Ключевыми параметрами плана экспорта революции стали – подготовка крестьянских восстаний с помощью направленной агитации; создание крестьянских советов под контролем партии в мобилизационных целях; использование люмпенизированных слоев и уголовного элемента. Интегрирующими лозунгами становились идеи «черного передела» (уравнительно-распределительная модель). Фактически это была попытка экспорта модели российской аграрной революции (причем модели, не адекватно понятой и интерпретированной в ее реальных чертах, описывавшихся скорее терминами Французской и других европейских революций). Провал этой программы в рассматриваемый период объяснялся неприменимостью российской модели в странах Востока (неразвитость коммуникаций, слабость городов, децентрализация управления, фактическое отсутствие единой государственной власти и роль армии).

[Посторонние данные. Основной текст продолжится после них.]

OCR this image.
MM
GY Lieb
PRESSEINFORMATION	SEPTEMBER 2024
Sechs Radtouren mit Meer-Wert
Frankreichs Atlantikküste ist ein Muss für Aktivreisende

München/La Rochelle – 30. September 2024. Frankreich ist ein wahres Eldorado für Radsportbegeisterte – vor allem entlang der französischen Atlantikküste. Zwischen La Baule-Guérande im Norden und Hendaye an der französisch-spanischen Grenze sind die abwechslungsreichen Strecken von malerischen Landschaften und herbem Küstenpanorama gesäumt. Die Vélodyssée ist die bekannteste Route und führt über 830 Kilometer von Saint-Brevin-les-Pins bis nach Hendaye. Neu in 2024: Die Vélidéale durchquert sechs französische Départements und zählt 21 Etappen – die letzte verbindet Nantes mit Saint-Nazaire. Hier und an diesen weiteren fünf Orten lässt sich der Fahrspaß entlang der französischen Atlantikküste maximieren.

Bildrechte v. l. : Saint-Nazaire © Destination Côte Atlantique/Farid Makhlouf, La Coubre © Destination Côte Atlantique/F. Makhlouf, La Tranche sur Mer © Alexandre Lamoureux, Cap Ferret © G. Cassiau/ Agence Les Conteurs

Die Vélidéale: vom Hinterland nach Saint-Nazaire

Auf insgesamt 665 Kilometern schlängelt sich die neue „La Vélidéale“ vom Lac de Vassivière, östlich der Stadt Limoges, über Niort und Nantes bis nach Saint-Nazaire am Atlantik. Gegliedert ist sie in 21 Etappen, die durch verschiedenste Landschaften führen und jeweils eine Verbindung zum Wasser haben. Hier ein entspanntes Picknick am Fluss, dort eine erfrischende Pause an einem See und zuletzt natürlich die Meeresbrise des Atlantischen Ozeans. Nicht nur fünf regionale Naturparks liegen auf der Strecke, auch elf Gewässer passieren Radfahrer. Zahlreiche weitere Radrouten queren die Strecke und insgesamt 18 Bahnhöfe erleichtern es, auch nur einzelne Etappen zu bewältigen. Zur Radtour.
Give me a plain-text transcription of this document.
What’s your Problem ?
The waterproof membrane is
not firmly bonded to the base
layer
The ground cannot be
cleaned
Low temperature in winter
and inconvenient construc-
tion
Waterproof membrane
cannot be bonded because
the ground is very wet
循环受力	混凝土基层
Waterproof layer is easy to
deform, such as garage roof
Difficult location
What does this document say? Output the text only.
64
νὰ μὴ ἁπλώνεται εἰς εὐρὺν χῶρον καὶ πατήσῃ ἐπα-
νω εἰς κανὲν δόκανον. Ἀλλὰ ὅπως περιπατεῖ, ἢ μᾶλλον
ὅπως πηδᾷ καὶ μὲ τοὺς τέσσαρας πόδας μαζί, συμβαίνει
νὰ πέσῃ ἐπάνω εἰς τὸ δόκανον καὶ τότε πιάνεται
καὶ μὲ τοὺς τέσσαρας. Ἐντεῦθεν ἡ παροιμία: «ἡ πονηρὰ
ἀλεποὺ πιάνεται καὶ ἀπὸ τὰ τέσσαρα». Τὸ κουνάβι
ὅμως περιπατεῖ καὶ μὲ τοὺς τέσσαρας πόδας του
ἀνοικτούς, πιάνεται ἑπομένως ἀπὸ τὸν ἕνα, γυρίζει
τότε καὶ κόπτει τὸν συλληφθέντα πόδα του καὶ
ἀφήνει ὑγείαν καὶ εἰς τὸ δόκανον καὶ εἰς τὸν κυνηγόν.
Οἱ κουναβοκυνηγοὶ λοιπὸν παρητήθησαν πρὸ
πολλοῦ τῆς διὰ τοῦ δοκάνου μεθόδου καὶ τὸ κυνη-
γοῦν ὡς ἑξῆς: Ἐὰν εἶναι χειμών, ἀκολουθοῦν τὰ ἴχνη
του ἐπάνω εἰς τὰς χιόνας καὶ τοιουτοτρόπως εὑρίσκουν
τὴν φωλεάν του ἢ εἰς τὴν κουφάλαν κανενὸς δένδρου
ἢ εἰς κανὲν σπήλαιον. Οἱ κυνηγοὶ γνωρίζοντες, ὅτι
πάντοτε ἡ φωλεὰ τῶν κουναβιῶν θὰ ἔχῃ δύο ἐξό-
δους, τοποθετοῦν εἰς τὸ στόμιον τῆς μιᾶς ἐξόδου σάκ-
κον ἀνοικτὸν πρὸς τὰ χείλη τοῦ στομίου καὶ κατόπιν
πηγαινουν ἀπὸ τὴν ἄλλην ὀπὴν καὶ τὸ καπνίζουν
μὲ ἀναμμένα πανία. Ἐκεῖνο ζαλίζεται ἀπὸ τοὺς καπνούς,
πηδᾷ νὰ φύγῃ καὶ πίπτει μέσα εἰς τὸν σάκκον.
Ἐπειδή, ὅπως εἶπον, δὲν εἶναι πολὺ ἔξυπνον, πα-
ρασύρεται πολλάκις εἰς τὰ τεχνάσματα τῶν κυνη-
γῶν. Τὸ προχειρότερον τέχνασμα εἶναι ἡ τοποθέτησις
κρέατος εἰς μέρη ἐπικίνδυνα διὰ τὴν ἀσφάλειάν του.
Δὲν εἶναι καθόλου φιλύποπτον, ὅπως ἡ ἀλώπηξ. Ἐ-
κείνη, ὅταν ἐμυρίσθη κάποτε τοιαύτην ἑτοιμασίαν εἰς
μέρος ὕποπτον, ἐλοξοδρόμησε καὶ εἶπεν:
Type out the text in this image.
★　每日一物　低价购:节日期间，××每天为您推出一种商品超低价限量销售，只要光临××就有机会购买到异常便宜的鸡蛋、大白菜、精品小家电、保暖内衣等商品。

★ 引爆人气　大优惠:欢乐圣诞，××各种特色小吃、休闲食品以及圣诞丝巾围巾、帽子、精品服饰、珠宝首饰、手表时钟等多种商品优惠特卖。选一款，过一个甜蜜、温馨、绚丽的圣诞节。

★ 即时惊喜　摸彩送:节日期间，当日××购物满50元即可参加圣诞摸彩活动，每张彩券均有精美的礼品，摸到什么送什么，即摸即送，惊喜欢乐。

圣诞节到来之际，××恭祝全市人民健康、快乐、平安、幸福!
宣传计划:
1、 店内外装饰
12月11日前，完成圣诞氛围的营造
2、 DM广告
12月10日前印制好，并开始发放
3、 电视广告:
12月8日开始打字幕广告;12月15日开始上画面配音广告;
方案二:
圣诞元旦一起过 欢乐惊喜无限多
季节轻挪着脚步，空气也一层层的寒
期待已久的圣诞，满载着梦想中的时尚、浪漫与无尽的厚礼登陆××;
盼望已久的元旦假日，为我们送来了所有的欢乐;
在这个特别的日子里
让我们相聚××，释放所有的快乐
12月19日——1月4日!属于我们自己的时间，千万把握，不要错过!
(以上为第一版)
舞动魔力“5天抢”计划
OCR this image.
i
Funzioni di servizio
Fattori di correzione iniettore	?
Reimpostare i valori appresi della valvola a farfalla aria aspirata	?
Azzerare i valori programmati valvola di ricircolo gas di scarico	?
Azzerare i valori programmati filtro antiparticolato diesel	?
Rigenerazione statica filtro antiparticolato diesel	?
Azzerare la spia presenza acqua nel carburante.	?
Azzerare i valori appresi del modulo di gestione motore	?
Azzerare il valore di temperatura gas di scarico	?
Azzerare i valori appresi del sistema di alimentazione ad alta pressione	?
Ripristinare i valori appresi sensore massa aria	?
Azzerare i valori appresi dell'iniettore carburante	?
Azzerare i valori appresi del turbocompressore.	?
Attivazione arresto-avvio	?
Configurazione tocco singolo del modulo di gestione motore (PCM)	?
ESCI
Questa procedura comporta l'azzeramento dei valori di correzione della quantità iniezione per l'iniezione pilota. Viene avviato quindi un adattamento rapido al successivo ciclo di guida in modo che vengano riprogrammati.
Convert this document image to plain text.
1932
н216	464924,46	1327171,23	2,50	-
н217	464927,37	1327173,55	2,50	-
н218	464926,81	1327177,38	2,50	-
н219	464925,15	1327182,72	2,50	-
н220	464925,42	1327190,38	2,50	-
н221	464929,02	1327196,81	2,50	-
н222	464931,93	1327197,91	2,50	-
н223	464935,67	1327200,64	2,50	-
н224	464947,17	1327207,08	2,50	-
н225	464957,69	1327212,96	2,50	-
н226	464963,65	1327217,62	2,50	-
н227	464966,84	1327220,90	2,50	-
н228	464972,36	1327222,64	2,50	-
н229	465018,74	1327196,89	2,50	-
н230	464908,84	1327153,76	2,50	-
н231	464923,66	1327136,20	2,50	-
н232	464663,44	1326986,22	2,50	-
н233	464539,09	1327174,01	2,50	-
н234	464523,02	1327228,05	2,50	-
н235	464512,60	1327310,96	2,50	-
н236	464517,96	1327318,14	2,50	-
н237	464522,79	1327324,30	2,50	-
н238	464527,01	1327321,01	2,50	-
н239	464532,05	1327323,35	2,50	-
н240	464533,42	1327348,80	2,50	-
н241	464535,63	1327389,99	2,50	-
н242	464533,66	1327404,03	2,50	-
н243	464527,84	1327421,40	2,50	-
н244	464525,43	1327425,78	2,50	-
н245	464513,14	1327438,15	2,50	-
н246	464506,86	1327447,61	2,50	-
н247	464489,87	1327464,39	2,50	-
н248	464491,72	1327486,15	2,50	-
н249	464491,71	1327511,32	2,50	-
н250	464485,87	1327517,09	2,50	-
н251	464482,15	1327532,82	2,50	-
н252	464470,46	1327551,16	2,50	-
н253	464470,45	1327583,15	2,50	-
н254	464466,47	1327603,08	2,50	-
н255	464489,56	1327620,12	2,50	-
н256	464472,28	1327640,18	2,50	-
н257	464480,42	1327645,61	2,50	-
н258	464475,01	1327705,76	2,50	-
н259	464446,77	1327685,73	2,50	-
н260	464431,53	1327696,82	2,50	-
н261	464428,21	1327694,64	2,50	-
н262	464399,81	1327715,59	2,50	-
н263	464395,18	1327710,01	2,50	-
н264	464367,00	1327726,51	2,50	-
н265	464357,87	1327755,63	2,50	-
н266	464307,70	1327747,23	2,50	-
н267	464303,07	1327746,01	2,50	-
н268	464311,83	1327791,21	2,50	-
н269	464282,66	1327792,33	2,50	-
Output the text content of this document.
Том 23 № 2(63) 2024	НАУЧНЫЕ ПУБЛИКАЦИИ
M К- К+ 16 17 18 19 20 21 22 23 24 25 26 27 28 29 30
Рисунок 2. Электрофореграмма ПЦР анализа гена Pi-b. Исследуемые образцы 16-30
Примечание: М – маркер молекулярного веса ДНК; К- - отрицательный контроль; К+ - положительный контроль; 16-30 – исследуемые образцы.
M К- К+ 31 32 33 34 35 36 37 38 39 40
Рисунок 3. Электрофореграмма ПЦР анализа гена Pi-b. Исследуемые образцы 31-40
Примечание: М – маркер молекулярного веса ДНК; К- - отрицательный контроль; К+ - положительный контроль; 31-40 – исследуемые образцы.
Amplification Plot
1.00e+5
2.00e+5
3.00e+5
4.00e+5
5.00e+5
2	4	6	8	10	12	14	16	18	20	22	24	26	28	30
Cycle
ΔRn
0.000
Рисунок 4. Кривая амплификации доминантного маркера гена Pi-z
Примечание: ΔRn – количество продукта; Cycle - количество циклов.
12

Неэффективность модели российской революции (прежде всего 1905–1907 гг.) в обществах традиционного типа, объясняется, во-первых, тем, что не учитывался фактор незавершенности формирования национальной государственности в развивающихся странах и, соответственно, недооценивался фактор национализма (особенно, в Китае); во-вторых, игнорировалась специфика отношений собственности и структуры общества, которая не только не вписывалась в жесткую классовую стратификацию (как показано на примере Китая), но имела уникальные черты в разных регионах мира (от Японии до Испании), а в некоторых случаях вообще не сформировалась (как в Африканских колониях или племенных обществах Океании); в-третьих, не была принята во внимание связь социальных отношений в традиционном обществе и поведения различных его сословий или групп с религиозными представлениями (исламом, конфуцианством, буддизмом, языческими верованиями диких племен); в-четвертых, обусловливалась трудностью применения чрезвычайно абстрактной и идеологизированной трактовки государства к тем странам, где бюрократический аппарат не сформировался или отличался от рационализированных европейских представлений; в-пятых, определялась трудностями реализации из единого центра (Коминтерна) идеологических постулатов, которые оказывались непонятны на периферии социального конфликта.